Cette lucidité du terrain, cette intelligence pratique qui s'exprime loin des tribunes et des essais moralisateurs, nous montre peut-être la voie. Car parallèlement à l'industrialisation du contenu fonctionnel, nous assistons à l'émergence d'un nouveau luxe : la pensée authentiquement humaine. Une sorte de pensée "fait-main" qui deviendra précieuse. Les newsletters écrites avec sincérité, les articles qui osent une réflexion originale, les analyses nourries d'une véritable expérience vécue - tout ce qui porte la marque indélébile de son auteur acquiert une valeur nouvelle, précisément parce qu'imparfait et irremplaçable.
Cette évolution est déjà visible : au milieu du déluge de contenus générés par l'IA - articles, images, vidéos, codes - émerge une lassitude des discours préformatés, qu'ils viennent des machines ou des idéologues. Les gens commencent à faire la différence entre ce qui est produit pour informer ou vendre, ce qui est produit pour dénoncer, et ce qui est créé pour penser, émouvoir, provoquer.
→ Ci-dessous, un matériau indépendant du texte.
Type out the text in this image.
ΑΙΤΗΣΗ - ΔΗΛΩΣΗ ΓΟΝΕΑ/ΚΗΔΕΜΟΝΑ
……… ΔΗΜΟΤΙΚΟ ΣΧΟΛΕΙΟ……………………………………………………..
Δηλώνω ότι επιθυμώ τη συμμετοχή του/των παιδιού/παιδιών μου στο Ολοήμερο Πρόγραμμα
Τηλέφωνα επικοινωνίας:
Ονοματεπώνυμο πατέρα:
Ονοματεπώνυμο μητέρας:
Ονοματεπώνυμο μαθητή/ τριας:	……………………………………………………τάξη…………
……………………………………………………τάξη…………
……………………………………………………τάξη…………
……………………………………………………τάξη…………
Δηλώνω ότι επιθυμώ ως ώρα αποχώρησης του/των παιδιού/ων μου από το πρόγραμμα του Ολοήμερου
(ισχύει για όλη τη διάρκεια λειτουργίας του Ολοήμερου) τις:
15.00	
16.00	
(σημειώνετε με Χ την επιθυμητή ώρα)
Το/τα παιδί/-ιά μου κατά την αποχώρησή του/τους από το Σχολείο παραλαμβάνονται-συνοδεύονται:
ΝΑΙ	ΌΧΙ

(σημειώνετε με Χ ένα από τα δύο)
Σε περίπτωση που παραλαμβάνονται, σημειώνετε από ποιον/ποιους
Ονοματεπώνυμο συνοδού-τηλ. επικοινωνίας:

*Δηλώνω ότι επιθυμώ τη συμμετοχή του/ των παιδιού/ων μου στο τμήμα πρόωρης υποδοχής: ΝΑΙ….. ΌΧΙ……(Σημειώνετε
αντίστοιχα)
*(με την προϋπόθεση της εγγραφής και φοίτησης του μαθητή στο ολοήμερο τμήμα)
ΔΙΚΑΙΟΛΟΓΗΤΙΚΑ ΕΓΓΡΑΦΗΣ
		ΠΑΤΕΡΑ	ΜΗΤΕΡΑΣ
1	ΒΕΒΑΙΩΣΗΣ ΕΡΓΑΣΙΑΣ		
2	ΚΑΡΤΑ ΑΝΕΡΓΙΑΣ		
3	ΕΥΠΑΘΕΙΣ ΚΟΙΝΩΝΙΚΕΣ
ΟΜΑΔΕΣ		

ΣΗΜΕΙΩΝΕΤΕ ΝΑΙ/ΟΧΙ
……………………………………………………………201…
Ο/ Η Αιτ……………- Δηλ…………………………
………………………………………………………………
L'industrialisation de l'alimentation n'a pas tué la haute cuisine, elle l'a rendue plus précieuse. De même, l'automation du contenu par l'IA ne tuera pas la pensée humaine - elle la rendra plus rare, plus recherchée, plus appréciée. Et peut-être que cette renaissance de la pensée viendra non pas des grands intellectuels mais des individus qui, comme Marie, osent penser par eux-mêmes, loin des postures convenues.
En fin de compte, ce sentiment vertigineux que nous ressentons ici à San Francisco n'est peut-être pas celui de notre fin imminente, mais celui d'un choix à faire. Oui, nous sommes au bord d'un précipice. Oui, 2026 approche à grands pas. Mais plutôt que de rester paralysés face au vide, plutôt que de nous jeter dans le gouffre de la standardisation et de l'automation totale, il est peut-être temps de faire un pas de côté. D'oser être incorrect, imparfait, provocant, dérangeant - en un mot, humain.
J'adore. Bravo!
N'oublions pas que l'intelligence (y compris émotionnelle) n'est pas tout, qu'elle n'est "juste" qu'un préalable nécessaire a l'humanité. Le vertige, oui, la chute, non. Accrochons nous car ça va secouer
Je partage complètement ce sentiment - et si tout devenait obsolète demain ? Je pensais à ça en me balladant au marché d'un village proche Dimanche, les mecs qui sortent leurs étals, les fruits, les légumes, l'artisanat local ... personne là ne se soucie de ChatGPT, comme les moines copistes qui ne savent pas que l'imprimerie est en train d'être inventée. Et on se dit "bah le marché ça existe depuis 150 ans ca va pas d'arrêter du jour au lendemain ..."
Le discours de Dario Amodei - comme vous l'avez dit dans l'émission, c'est aussi à destination des investisseurs. Et Les récentes informations sur les difficultés d'OpenAI avec "Orion" (un sujet pour une prochaine Hacienda ?) relativisent l'optimisme e/acc. On peut faire plein de choses avec les modèles actuels, mais ils ne passent pas le test de Turing / Suleyman.